Sociologists distinguish five central theoretical approaches: structural functionalism, conflict theory, symbolic interactionism, feminist theory, and postmodern theory. These theoretical approaches can be broadly divided into macro- and micro-sociological approaches. Macrosociology focuses on the big picture of society and its institutions (for example, structural functionalism, conflict theory, feminist theory, and postmodern theory), while microsociology focuses on individuals and small groups (for example, symbolic interactionism). Structural functionalism identifies the various structures of society (e.g., the family), and describes the functions the structure performs to maintain the entire social system and produce social cohesion. The conflict approach is based on the idea that societies are made up of groups in (class) conflict with each other. Intersectionality is a useful concept to understand the conflict approach. It is how two or more traits can combine, or “intersect (just like roads) to increase your experience of discrimination or privilege. Social location is another key term that would serve as another useful concept for the whole chapters. It is a unique vantage point by factors such as race, age, gender, sexual orientation, ability or disability that determine an individual’s perspective and also shape his or her experience. Another equally important concept is social pattern. It means when certain actions or reactions happen to individuals of a certain race, ethnicity, gender over and over.

The symbolic interactionist approach observes the symbolic meanings of social interactions between individuals and groups within society. Feminist theory focuses on highlighting the various social conditions of women, correcting centuries of marginalization through gender bias and discrimination against women. Finally, postmodern theory focuses on the social construction of knowledge and the notion that multiple voices should be heard in any discourse as articulated by Michel Foucault , rather than only those of the powerful.

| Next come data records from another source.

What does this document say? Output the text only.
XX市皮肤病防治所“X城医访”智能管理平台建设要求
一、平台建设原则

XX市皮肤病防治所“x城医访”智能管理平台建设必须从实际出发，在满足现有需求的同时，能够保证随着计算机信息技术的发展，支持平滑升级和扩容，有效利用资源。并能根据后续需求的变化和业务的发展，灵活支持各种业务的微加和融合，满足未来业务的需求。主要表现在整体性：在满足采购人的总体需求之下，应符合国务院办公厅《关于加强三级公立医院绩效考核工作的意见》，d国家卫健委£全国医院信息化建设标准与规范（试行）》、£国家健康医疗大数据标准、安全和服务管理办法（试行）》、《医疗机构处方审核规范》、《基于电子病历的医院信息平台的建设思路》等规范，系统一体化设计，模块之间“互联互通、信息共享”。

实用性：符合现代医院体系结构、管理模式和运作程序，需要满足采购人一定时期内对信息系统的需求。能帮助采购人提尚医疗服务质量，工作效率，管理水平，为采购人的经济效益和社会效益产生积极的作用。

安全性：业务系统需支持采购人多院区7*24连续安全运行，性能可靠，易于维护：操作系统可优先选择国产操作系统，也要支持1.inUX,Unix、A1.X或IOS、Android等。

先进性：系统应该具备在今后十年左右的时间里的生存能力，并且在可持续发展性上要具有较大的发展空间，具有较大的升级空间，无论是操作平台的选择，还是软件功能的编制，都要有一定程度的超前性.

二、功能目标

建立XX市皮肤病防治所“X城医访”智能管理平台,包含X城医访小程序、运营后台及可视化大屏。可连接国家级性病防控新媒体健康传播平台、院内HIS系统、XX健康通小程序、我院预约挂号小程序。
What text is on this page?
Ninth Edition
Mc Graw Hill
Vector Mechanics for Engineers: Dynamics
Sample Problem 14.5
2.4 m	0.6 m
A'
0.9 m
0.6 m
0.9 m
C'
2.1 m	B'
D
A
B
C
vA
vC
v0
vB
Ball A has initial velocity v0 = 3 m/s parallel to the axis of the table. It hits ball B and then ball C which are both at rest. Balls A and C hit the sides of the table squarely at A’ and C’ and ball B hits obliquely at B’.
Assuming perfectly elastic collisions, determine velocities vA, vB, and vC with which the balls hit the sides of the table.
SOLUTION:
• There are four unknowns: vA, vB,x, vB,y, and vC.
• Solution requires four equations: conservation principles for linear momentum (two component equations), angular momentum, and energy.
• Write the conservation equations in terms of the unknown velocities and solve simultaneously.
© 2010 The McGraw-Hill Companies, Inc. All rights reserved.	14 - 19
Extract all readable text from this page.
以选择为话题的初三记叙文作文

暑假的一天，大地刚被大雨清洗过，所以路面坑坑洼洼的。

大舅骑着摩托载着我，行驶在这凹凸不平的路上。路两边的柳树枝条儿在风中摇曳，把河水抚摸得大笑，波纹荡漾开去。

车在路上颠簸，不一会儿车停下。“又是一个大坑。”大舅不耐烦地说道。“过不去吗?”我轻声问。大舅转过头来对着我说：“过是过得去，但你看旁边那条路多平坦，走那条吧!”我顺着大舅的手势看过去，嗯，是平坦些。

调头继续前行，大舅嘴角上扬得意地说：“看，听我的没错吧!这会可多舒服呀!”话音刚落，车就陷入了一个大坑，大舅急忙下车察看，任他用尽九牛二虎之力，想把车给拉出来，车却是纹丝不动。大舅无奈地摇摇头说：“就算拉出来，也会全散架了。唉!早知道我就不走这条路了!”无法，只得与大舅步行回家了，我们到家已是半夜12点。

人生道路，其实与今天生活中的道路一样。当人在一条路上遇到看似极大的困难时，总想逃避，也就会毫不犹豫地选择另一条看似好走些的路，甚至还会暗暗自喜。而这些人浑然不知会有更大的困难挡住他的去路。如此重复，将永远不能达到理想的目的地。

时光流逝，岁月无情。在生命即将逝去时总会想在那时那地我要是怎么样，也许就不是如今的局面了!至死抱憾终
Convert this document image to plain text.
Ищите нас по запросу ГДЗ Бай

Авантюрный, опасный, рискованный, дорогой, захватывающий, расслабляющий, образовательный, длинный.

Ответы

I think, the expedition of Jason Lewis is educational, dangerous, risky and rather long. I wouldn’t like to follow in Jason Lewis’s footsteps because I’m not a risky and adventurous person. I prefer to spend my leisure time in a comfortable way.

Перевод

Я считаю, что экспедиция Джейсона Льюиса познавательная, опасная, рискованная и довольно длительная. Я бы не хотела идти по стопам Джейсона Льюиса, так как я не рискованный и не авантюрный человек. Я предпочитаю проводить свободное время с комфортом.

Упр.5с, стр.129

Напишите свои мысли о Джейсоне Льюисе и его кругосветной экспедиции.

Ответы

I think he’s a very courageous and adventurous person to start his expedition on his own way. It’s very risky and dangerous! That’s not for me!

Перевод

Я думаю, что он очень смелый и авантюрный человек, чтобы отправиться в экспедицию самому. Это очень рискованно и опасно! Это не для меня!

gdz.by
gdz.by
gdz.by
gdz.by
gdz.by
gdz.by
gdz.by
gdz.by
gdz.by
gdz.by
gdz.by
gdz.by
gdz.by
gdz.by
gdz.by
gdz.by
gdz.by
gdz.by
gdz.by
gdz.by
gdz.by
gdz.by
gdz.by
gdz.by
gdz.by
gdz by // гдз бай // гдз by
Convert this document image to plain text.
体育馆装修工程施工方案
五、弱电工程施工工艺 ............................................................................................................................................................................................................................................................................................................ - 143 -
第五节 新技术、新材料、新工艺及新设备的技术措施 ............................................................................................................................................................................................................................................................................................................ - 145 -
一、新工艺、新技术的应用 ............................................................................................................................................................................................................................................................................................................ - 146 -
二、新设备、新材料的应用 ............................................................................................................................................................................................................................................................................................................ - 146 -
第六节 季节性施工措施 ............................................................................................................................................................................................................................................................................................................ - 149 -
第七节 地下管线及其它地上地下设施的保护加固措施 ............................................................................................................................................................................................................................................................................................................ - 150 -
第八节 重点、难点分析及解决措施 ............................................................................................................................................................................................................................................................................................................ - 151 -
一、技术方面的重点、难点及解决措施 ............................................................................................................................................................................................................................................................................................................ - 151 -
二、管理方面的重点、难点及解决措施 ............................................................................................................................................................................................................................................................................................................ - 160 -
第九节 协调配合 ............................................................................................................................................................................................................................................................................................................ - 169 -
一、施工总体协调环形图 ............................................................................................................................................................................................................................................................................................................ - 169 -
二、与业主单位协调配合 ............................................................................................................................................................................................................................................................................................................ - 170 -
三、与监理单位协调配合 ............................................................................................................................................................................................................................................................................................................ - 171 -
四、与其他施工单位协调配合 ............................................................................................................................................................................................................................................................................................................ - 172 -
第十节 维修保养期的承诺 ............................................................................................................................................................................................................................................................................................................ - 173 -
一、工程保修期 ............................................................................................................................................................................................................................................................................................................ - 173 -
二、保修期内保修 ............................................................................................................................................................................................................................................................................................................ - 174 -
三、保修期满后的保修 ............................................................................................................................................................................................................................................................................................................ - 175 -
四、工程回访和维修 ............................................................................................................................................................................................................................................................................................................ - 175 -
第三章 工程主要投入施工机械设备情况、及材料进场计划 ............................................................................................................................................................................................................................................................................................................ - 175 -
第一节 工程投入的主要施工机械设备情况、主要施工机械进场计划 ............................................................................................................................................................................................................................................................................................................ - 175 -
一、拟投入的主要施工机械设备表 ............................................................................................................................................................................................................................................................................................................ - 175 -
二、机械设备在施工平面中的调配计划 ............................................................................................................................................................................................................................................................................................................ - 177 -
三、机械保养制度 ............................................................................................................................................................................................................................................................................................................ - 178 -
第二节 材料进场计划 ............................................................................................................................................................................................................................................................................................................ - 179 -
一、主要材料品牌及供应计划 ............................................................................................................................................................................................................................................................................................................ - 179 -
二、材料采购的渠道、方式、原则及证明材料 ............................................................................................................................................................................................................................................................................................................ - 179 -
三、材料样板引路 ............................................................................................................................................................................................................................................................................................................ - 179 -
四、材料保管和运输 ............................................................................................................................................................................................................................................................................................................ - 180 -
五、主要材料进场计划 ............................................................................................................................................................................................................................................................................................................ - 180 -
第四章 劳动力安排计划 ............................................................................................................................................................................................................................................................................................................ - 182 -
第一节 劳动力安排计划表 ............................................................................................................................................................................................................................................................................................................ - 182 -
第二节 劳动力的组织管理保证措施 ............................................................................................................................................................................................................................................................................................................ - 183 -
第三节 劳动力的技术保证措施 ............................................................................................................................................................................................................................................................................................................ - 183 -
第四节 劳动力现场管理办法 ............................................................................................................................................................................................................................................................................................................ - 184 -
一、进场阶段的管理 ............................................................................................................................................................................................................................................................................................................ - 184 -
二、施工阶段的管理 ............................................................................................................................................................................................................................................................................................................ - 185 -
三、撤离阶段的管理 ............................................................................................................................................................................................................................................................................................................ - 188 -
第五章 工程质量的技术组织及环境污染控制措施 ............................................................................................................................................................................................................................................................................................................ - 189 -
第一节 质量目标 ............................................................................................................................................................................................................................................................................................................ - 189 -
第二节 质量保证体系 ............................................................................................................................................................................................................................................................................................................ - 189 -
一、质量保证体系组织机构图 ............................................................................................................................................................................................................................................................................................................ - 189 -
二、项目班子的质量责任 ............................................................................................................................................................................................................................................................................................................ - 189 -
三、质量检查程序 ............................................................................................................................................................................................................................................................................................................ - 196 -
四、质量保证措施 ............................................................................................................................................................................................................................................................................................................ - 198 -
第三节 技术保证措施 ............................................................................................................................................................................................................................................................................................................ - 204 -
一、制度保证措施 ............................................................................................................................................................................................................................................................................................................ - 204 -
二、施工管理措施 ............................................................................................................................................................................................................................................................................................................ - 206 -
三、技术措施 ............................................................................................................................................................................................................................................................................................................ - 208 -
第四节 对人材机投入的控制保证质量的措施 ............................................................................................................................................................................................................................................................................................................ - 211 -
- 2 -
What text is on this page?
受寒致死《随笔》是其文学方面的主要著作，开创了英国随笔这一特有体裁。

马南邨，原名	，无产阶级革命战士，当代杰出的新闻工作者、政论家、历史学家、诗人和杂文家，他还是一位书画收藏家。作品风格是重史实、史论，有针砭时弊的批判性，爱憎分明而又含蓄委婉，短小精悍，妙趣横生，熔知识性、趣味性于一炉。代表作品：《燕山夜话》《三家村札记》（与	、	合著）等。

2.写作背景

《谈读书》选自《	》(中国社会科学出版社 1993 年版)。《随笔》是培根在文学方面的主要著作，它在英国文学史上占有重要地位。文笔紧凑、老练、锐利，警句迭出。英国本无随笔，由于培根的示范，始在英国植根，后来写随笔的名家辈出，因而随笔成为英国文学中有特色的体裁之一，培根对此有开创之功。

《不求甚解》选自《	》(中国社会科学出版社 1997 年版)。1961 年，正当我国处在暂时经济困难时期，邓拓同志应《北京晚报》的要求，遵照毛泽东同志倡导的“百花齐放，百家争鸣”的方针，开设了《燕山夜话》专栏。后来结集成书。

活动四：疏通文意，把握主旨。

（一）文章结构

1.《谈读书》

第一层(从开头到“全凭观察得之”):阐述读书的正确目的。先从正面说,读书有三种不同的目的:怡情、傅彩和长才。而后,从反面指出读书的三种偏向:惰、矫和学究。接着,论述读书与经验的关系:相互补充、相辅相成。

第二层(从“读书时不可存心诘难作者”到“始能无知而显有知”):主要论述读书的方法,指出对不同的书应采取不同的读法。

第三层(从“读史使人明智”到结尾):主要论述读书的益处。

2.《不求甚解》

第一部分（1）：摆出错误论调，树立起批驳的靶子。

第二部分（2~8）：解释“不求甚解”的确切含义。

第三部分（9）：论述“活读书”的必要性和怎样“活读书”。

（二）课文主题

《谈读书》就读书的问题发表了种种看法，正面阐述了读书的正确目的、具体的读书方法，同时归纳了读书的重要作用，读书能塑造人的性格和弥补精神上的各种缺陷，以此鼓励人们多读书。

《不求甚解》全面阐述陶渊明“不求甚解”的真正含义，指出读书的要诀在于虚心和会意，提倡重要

Another way to categorize sociology is to look at the intended audience for the sociological work and to examine how critical the sociologist is of the discipline itself. Professional sociology entails the academic world of sociology departments, as well as academic journals, conferences, and associations. The focus is generally on applying research to a specific problem or intellectual question. Critical sociology challenges professional sociology and aims to remind sociologists of issues of inequality that the discipline was created to address. Policy sociology is relatively new and is used to develop social policy, mainly in the areas of education, health, and social welfare. Finally, public sociology addresses an audience outside of the academy, often popularizing sociological analyses.

Learning Objectives

After reading chapter one, you will be able to:

  • Distinguish sociology from other disciplines in the social sciences.
  • Outline the historical development of sociology as an academic discipline.
  • Describe the sociological imagination.
  • Describe social location, social pattern, intersectionality
  • Explain and compare key sociological approaches.
  • Describe and compare different strands of sociology by their intended audience.
  • Compare central ideas of key sociologists, such as Durkheim, Marx, Weber, Merton and Foucault.